With respect to the practice of science, I find it ironic that prior to the mid-1970s, science was the enemy of LGBT people – yet now, we’re relying on science to make our case for equality. We were mentally ill in 1970, but now “we can’t help it, because we’re born this way.” In the social sciences, biological explanations for social phenomena are typically dismissed or heavily scrutinized. However, we willingly defer to biology to explain the origins of sexuality. Why? Why do we allow scientists to essentialize us with respect to our sexual desires, yet heavily police essentialist claims about gender, sex, race, and ethnicity?
This leads me to my third reason – politics. LGBT activists have relied on the gay-by-birth argument to make their case for equal rights. The underscoring claim is that legal protections are in order because we can’t help it. Do we not value personal freedom enough to argue for equal rights and protections even if sexuality were a choice? The as-biology argument sounds like a defense of our existence, rather than our claim to personal freedom. I note, however, that this is often the starting point in some arenas, and we’re sometimes met with the already formed conclusion that no rights are in order if sexuality is chosen.
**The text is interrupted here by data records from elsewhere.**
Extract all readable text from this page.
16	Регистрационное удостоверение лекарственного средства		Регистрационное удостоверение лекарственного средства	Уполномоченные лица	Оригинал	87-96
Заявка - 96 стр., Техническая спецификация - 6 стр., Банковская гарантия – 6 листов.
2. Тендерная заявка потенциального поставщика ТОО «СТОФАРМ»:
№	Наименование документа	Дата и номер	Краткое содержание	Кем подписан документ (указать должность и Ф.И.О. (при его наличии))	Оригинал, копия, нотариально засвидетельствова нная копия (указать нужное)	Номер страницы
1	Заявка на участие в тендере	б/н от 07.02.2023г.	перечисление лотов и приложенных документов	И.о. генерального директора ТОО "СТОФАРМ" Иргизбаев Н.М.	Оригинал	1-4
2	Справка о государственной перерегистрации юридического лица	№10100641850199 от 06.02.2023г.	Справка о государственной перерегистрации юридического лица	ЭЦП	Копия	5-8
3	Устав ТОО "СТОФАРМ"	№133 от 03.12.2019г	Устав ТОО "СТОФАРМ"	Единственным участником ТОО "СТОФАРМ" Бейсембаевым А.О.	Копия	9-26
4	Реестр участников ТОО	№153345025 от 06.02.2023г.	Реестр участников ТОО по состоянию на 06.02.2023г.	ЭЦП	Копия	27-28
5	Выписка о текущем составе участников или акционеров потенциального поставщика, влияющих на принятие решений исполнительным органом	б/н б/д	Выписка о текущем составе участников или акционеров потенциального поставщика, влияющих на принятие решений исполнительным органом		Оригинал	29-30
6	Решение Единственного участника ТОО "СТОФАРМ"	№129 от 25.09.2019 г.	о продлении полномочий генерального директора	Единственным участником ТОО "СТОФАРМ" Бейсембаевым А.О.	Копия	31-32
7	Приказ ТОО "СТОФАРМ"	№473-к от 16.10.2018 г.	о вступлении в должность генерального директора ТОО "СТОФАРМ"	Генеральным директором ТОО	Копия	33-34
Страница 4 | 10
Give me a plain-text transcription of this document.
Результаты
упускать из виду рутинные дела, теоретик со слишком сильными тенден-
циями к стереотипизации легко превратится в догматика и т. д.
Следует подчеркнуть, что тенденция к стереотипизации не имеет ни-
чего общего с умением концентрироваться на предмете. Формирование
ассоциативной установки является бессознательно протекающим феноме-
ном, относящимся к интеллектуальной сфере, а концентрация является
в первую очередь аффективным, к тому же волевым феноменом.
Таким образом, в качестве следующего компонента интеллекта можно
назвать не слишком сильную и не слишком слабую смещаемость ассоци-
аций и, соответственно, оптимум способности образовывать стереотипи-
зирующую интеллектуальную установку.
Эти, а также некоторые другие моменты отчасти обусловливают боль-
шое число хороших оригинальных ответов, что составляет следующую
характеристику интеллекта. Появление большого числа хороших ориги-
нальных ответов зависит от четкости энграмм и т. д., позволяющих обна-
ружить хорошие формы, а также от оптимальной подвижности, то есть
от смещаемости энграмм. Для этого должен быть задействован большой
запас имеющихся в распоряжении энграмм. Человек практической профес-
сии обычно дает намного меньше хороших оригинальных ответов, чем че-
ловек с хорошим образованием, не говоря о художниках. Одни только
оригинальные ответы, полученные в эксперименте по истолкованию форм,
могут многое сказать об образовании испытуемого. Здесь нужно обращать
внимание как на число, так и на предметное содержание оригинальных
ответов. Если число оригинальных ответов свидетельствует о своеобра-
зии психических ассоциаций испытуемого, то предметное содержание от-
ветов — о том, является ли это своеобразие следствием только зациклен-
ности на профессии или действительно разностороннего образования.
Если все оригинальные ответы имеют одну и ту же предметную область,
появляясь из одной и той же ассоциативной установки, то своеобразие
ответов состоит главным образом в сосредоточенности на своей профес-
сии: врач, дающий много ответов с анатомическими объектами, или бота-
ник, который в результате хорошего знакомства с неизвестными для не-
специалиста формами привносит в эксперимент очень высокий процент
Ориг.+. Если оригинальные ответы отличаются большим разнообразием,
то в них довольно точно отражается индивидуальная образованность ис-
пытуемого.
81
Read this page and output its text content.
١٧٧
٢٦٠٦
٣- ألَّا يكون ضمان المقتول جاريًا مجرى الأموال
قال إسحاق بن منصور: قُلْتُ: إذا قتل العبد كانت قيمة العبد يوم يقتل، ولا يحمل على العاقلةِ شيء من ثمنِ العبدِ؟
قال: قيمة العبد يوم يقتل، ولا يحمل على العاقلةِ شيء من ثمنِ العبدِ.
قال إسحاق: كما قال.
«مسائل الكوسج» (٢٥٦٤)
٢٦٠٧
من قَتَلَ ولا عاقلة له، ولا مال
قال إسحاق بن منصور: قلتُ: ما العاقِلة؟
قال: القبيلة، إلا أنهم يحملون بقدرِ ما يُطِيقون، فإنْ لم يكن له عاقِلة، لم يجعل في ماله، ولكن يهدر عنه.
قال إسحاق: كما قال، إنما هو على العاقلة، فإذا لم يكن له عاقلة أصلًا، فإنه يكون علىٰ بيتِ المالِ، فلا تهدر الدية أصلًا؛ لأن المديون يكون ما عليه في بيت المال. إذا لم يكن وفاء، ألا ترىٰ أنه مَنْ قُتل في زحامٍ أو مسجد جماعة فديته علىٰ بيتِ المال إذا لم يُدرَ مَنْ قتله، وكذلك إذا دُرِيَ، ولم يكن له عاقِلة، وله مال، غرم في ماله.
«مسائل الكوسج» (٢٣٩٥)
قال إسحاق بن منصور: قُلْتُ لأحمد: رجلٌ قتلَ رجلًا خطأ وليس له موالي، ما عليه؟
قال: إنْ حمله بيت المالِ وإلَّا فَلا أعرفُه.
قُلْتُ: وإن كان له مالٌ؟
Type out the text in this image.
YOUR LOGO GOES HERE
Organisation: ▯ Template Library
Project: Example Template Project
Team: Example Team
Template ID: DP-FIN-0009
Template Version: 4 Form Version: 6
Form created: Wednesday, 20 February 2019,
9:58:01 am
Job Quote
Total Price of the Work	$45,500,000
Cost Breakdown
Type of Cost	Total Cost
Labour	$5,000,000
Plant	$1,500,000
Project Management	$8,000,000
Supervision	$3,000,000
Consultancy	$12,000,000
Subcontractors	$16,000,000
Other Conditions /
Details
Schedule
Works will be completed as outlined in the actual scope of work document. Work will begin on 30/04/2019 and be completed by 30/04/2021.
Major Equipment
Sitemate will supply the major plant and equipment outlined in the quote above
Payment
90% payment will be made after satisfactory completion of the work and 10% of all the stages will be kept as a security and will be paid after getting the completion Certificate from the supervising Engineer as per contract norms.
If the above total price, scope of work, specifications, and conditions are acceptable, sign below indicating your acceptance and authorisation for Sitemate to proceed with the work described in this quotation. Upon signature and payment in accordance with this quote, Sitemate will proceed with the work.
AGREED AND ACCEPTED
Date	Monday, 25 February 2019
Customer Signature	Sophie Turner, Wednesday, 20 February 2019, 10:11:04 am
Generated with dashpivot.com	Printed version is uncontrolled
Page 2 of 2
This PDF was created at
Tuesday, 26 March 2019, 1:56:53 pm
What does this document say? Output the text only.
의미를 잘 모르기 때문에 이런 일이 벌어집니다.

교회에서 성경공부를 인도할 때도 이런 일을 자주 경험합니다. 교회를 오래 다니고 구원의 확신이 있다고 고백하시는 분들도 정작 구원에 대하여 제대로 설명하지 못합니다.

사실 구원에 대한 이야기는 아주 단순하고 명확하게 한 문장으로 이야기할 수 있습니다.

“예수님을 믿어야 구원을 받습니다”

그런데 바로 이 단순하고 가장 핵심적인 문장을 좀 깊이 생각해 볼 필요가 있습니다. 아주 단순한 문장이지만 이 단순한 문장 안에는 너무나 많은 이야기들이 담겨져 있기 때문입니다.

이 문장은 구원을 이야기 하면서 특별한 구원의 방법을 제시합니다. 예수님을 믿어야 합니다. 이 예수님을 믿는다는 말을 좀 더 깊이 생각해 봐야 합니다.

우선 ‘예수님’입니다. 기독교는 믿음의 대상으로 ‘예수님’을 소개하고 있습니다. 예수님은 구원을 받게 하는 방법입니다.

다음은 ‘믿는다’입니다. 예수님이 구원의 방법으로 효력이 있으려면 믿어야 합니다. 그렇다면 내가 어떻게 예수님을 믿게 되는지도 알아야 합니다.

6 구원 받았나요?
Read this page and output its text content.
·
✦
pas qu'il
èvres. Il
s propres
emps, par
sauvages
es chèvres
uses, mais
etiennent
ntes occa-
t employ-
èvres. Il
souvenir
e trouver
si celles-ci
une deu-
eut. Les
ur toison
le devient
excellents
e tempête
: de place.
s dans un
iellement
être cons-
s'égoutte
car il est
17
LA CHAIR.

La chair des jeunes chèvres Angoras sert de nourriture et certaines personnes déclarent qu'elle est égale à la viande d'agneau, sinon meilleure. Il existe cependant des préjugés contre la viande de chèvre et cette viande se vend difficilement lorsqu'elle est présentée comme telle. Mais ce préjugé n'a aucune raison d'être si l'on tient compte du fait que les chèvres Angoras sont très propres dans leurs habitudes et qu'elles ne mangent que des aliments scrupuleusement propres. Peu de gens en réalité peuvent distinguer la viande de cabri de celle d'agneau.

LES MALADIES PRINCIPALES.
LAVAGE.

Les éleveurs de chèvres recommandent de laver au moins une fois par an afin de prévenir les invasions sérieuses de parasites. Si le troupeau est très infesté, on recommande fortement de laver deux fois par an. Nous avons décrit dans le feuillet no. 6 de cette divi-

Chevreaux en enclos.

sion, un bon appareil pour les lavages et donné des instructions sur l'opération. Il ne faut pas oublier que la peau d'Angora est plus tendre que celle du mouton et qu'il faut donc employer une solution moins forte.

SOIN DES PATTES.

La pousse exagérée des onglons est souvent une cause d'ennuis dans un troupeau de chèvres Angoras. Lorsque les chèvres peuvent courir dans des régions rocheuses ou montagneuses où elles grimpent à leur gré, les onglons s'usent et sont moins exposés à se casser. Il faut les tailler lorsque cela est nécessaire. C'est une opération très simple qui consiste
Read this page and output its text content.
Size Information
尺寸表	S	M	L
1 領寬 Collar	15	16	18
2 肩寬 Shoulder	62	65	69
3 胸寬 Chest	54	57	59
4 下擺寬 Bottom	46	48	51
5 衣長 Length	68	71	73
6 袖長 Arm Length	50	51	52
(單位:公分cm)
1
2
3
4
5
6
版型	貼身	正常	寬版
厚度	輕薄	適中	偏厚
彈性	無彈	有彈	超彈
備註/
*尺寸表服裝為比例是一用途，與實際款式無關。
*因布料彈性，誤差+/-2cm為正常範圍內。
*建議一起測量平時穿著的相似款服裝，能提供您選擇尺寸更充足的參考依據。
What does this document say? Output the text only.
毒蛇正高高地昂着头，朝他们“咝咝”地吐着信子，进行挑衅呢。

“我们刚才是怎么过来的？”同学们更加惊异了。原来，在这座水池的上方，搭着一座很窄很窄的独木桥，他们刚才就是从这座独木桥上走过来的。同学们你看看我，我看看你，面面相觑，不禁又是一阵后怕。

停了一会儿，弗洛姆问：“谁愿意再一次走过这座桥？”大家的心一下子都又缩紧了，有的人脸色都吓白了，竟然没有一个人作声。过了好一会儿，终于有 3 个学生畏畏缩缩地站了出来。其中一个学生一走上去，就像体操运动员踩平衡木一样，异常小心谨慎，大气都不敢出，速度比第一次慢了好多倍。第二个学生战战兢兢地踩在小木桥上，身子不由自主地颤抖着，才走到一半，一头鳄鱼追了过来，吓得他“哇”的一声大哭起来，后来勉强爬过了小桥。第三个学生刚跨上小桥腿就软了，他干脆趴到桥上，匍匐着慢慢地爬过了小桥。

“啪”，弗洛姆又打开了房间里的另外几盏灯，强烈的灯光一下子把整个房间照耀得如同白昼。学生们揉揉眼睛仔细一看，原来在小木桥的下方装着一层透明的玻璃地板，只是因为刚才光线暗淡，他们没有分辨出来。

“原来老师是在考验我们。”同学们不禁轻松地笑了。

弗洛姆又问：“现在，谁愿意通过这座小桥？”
I propose that we expand our notion of “sexual orientation”. I see our understanding as resting on the notion that we are innately attracted to a particular sex – female or male. This is problematic in that there are multiple sexes, given that sex itself is socially constructed. Beyond our attractions to particular sexed bodies, we also have attractions along the lines of gender (including identities, expressions, and presentations), race, ethnicity, class, ability, age, body size and shape, nationality, language (e.g., accent), education, and occupation. Relying on the two-sex system for a moment, every female or male is not “fair game” if we’re attracted to one, the other, or both. We may find that Latino business men from New England are desirable, while never noticing the white immigrant construction workers in the US South. How do we make sense of our “types” that are raced, gendered, sexed, classed, sexualized, abled, aged, and shaped? Does biology dictate that we only find attractive bisexual Jewish women?
Furthermore, in our new, expanded notion of sexual orientation, we must reconcile the contextual influence. When our options are limited or shift, our desires change (e.g., the example of men in prison, or moving to a racially homogenous area from one that is racially diverse). For many of us, our attractions shift as we age – we don’t remain attracted to 18 year olds into our 80s or, alternatively, we no longer find 50 year olds to be “creepy” (which many aren’t). This leads me to my final thought – that we must think beyond sexual attraction, desire, and behavior. It may be that our attractions age as we age because we’re more emotionally and socially drawn to people closer to our age. This may suggest an interplay between our social, emotional, romantic, and sexual desires – a complex matrix that we miss in only talking about what gets our “juices flowing”.
As research advances and the US climate slowly becomes more LGBT-tolerant (not necessarily friendly), we need to consider the frames we use to advance our understanding of sexuality. This means detaching our reliance on scientific claims of the innateness of sexuality both in terms of research and activism. This is especially imperative given that science tends to slip back and forth between oppressive and liberating impact in society.